Cincuenta sombras de Grey, E.L. James, Grijalbo
Trilogía gordísima de E. L. James, que es una mujer, que supuestamente inaugura el género del “porno para mamás” y que ha alcanzado el que es, probablemente, el más inesperado y asombroso fenómeno editorial de lo que llevamos de siglo. Aunque las novelas de Harlequín y variantes* llevan décadas explotando las necesidades pornográficas de mamás y amas de casa aburridas, James, según parece, explora tendencias amatorias poco exploradas en la novela romántica convencional: cuerdas, esposas y látigos. Y digo “según parece” porque no logré pasar del 1% del primer tomo, abrumado ante la torpeza, la estupidez y la superficialidad, de la sucesión de tópicos ridículos; en cuanto Anastasia cae de bruces en el despacho del tal Grey, apagué. Una de las ventajas de no dedicarme ya profesionalmente a la crítica literaria es poder desechar un libro en cuanto atisbo su mediocridad, y la de estas cincuenta sombrillas me abofeteó muy rápido. Aunque, según parece, el gran hallazgo literario de James es el repelente para hombres por lo que, en cuanto hombre, no puedo ser ecuánime.
*Se reconocen por la ilustración de portada: Lo que el viento se llevó con un Clark Gable desnudo, sin ridículo bigotín y bien pasado por el gimnasio.
¿Dormimos juntos?, Andrea Hoyos, Amazon
Breve relato de intención erotizante y quizá literaria. Se escribe, como tantos otros, al hilo del éxito de Grey y sus sombrillas, sólo que, en este caso, dice “Andrea Hoyos” que es fruto de la indignación ante la miseria literaria del tocho de James. La trilogía de moda tiene la virtud de que todo lector, al leerla, siente la convicción de que podría hacerlo mejor.

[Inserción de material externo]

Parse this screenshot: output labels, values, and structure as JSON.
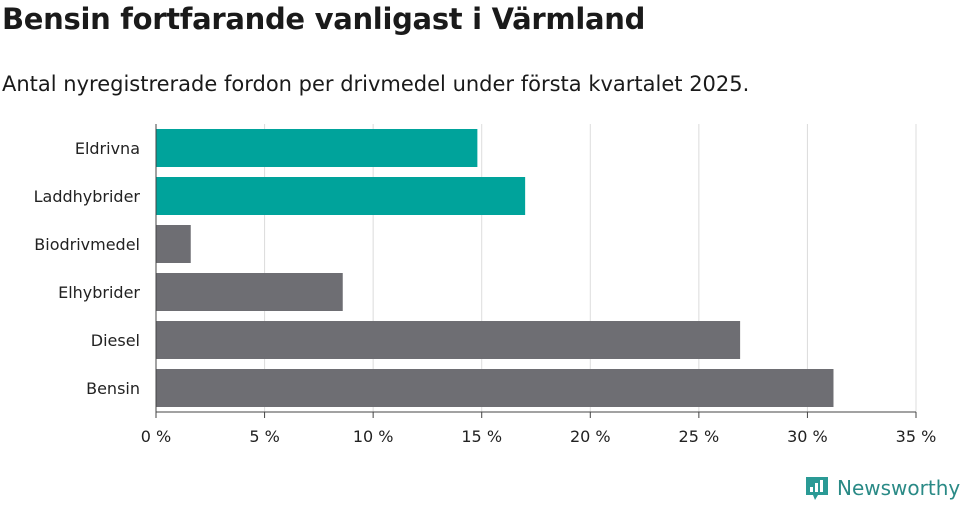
{
  "title": "Bensin fortfarande vanligast i Värmland",
  "subtitle": "Antal nyregistrerade fordon per drivmedel under första kvartalet 2025.",
  "brand": {
    "name": "Newsworthy",
    "icon": "newsworthy-logo-icon",
    "color": "#2a9a95"
  },
  "chart_data": {
    "type": "bar",
    "orientation": "horizontal",
    "title": "Bensin fortfarande vanligast i Värmland",
    "subtitle": "Antal nyregistrerade fordon per drivmedel under första kvartalet 2025.",
    "xlabel": "",
    "ylabel": "",
    "categories": [
      "Eldrivna",
      "Laddhybrider",
      "Biodrivmedel",
      "Elhybrider",
      "Diesel",
      "Bensin"
    ],
    "values": [
      14.8,
      17.0,
      1.6,
      8.6,
      26.9,
      31.2
    ],
    "unit": "%",
    "xlim": [
      0,
      35
    ],
    "ticks": [
      0,
      5,
      10,
      15,
      20,
      25,
      30,
      35
    ],
    "tick_labels": [
      "0 %",
      "5 %",
      "10 %",
      "15 %",
      "20 %",
      "25 %",
      "30 %",
      "35 %"
    ],
    "grid": "vertical",
    "legend": "none",
    "colors": {
      "highlight": "#00a39b",
      "default": "#6e6e73"
    },
    "highlighted": [
      "Eldrivna",
      "Laddhybrider"
    ]
  }
}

Hasta una ardilla, si pudiera leerla, sentiría también el aguijón de la emulación. Lo que no quiere decir que pudiera conseguir algo mejor. Ni la ardilla ni “Andrea Hoyos”. Dormimos juntos es, como poco, tan superficial, estúpida y aliteraria como su indignante referente, pero tiene muchas, muchísimas páginas menos. Eso, que parece un favor de la “autora” digno de toda nuestra gratitud, es una trampa: es tan breve que al final la leí entera, desperdiciando mucho más tiempo que con las cincuenta sombrillas. Más que de obra literaria, este relato tiene pinta de experimento publicitario-sociológico (con la colaboración consciente de El País), de burla al lector corriente o, simplemente, de estafa.
98% sexo, Alberto Olmos, Mondadori
Apuntes de novela o colección de relatos que, contradictoriamente, sugieren un contenido erótico mayor del que realmente se encuentra. ¿Por qué titularlo 98% sexo cuando podría haberse titulado 98% amor o 2% sexo? Se trata de un relato (o nouvelle) romántico aunque, como se sabe, la gente enamorada usualmente folla, entre otras cosas que hace como ir a las rebajas o de vacaciones. Pero, al ser Alberto Olmos un erotómano público y notorio, las mentes calenturientas pueden sentir algo de hambre. Es menos perturbadora de lo que nos tiene acostumbrados y sorprendentemente romántica. Aunque tiene aspecto de desechado rescatado, contiene más de un buen momento y algunos tramos auténticamente Olmos la convierte en una lectura satisfactoria, tanto en el plano literario como en el emocional.
La mujer y el pelele, Pierre Louÿs, Cátedra
Novela “española” de Pierre Louÿs, más psicológica que erótica, que aborda el viejísimo tema de la mujer fatal y, quizá por primera vez en la literatura contemporánea, el de la “lolita” (aunque seguramente me equivoque). El argumento es archiconocido, aunque la novela no tanto como sus diversas adaptaciones al cine: Buñuel, von Sternberg o Camus, entre otros, aprovecharon el poder visual de la obra de Louÿs. Escenas eróticas, lo que se dice eróticas, son pocas; sólo me vienen el paseo entre cuerpos desnudos en la Real Fábrica de Tabacos de Sevilla y el baile de Concha ante los ingleses. Pero el tema, tan manido, de Salomé, es una pantalla. En realidad no hay únicamente un proceso de “denegación fálica” de don Mateo, sino una degradación de ambos personajes, Conchita y Mateo, víctimas de su deseo, de la pasión. Pareciera que Louÿs, como hombre, se resistiera a admitir la victoria de la diablesa o bien que, con una perspectiva asombrosamente moderna reconociera que aún el diablo es una víctima de su propia naturaleza. En cualquier caso, La mujer y el pelele es una obra que sigue suscitando interés, un interés que se encuentra perfecta y exhaustivamente explicado y justificado en la amplia introducción crítica de Ana González Salvador.